Segundo Martin Schulz, presidente do Parlamento Europeu, "reconciliação é exatamente o que é a União Europeia. O prêmio vai servir de inspiração. A UE é um projeto peculiar, que substituiu a guerra pela paz, o ódio pela solidariedade. É uma grande honra para toda a União Europeia e para seus 500 milhões de cidadãos."
E José Manuel Barroso, presidente da Comissão Europeia declarou: "A Europa superou duas guerras civis no século XX, e construímos e mantemos a paz graças à União Europeia. Portanto, o bloco é o maior construtor de paz da história e o Nobel premiou isto."
Rui Henrique Ribeiro Rodrigues Alves, licenciado em Economia, pela Faculdade de Economia da Universidade do Porto e Mestre em Economia com especialização em Economia e Finanças Internacionais pela mesma instituição, é autor de um trabalho intitulado " O futuro da União Europeia: organização econômica e política no contexto dos desafios pós-euro".
Para o professor "a atual situação como os déficits da (UE), a falta de competitividade, crescimento e emprego, de peso político, de participação e legitimidade democrática e de capacidade de decisão e ação e o atual modelo de organização política, institucional e econômica da União, indicam uma profunda necessidade de mudança no bloco".
As críticas à UE começaram em 1992, logo após o anúncio de sua criação. O escritor marxista José Saramago, em palestra feita neste ano, já indagava: Quem é o patrão da Europa?
E ao longo da conferência destacava: "Esse tema, Ibéria e Ibero América, eu não o trouxe de Portugal. Fui convidado a integrar o júri do prêmio Casa das Américas. Na realidade vou pensar um pouco em voz alta sobre algumas coisas que por estarem longe podem chegar aqui tão deformadas como muito do que tem a ver como Cuba chega à Europa".
E prosseguiu:
"Penso que não se pode falar de Ibéria. Existe a península ibérica: dois estados, distintas nacionalidades. Mas, seria um erro pensar Ibéria fora do contexto da Europa. Porque agora que os europeus estão, segundo a fórmula consagrada, construindo a Europa, cada vez mais se apresentam os problemas e dúvidas sobre o futuro A Comunidade é o conselho de administração de uma grande empresa chamada Europa, que tem produtores que são consumidores, consumidores que são produtores e tudo isso planificado.

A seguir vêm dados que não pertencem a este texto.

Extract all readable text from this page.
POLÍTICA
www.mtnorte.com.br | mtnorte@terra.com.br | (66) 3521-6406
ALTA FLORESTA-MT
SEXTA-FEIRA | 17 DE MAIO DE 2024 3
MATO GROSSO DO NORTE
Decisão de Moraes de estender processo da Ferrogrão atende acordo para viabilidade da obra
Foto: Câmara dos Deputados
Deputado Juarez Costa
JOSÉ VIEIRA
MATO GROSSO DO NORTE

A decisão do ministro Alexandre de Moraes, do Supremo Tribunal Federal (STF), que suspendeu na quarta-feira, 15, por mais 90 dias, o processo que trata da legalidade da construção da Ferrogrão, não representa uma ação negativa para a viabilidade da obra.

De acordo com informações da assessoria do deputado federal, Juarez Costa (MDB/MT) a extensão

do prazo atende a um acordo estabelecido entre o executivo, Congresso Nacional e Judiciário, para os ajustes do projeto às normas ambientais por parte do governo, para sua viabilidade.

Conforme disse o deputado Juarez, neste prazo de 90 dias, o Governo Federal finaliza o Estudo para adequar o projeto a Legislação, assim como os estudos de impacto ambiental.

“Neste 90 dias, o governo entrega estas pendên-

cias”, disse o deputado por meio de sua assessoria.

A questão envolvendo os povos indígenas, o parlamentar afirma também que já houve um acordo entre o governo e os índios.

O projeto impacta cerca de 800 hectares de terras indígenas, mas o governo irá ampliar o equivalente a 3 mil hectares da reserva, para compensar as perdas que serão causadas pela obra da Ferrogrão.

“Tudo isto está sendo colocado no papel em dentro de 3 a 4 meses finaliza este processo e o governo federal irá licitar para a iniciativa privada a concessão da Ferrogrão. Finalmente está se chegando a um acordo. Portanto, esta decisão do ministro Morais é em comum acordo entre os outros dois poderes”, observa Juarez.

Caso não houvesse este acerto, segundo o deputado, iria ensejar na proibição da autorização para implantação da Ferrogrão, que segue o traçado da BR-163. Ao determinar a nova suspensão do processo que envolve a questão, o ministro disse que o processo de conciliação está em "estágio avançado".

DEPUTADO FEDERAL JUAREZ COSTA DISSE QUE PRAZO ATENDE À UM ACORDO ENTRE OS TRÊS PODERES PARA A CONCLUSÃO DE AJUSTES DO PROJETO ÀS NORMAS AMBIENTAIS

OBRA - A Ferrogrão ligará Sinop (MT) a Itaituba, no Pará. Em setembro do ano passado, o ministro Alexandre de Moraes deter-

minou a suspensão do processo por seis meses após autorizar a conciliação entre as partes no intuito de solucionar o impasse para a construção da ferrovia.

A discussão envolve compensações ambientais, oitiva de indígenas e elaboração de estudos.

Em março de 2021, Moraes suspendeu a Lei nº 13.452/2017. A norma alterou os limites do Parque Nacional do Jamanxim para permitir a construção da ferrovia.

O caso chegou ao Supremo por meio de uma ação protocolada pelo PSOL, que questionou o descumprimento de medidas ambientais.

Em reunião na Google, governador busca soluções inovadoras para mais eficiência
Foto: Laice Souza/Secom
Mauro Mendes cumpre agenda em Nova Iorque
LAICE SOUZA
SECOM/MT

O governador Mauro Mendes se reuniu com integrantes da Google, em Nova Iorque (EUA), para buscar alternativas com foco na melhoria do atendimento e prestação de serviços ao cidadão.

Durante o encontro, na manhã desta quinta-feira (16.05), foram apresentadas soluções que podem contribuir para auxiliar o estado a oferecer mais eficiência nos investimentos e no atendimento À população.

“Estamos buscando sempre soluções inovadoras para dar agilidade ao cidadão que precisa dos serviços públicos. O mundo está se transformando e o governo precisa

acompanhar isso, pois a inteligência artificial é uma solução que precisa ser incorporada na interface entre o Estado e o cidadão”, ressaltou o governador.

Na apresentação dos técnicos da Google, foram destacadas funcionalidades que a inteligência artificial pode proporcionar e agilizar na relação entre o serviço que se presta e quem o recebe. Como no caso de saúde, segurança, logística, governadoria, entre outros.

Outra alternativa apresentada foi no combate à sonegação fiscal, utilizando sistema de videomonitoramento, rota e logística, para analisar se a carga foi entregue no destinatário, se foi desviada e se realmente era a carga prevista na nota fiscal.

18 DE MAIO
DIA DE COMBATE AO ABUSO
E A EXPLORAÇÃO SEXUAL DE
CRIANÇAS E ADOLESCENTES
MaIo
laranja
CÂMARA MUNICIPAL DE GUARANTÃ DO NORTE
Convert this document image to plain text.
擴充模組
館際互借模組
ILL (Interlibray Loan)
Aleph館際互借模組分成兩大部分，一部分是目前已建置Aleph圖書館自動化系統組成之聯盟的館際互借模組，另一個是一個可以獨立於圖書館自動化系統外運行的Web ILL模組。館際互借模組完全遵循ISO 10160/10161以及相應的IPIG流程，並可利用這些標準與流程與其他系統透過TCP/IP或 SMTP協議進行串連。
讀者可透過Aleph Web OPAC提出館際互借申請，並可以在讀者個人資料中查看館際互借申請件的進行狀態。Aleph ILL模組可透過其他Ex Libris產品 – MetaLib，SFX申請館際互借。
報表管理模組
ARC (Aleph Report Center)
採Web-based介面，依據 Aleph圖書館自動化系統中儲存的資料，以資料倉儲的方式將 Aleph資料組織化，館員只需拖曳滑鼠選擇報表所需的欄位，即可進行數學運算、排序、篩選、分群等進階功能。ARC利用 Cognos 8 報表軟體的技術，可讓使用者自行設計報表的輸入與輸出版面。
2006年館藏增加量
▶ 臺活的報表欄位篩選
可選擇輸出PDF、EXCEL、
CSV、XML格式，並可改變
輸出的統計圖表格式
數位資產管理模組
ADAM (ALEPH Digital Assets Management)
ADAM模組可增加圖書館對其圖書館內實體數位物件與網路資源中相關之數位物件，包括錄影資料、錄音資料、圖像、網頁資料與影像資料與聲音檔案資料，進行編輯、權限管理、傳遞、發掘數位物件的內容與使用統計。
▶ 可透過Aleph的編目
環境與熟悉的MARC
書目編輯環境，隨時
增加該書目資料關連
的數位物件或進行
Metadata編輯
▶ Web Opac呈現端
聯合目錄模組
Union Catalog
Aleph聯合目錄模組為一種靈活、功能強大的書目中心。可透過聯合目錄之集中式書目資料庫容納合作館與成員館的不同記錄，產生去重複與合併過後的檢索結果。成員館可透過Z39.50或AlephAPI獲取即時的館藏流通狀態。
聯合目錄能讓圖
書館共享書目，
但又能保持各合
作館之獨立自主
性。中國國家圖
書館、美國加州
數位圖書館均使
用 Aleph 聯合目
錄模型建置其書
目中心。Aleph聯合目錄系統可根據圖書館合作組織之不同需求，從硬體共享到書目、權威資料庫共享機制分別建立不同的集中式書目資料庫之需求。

A distribuição das tarefas, incumbências e obrigações é determinada por esse conselho. A comunidade decidiu, por exemplo, que 75% da superfície florestal de meu país será destinado à plantação de eucaliptos. Nós não decidimos. Foi decidido por uma potência supranacional. E decidiu sobre algo que até agora teria a ver com o que chamamos de soberania nacional. O mais interessante, porém, é o seguinte: o que antes parecia ligar-se apenas à economia, está se transformando em solução política para a Europa".
E Saramago concluiu:
"O mais importante - e eu diria, o mais trágico - é que se tira dos povos o direito de decidirem sobre o seu destino. Claro que nada no mundo é definitivo, e os povos sempre encontram as soluções melhores para os seus problemas. Mas o problema da hegemonia, que parecia resolvido com a comunidade, não está. O que está ocorrendo agora é o surgimento da potência europeia do futuro, que será outra vez a Alemanha. A Europa será o que Alemanha decidir".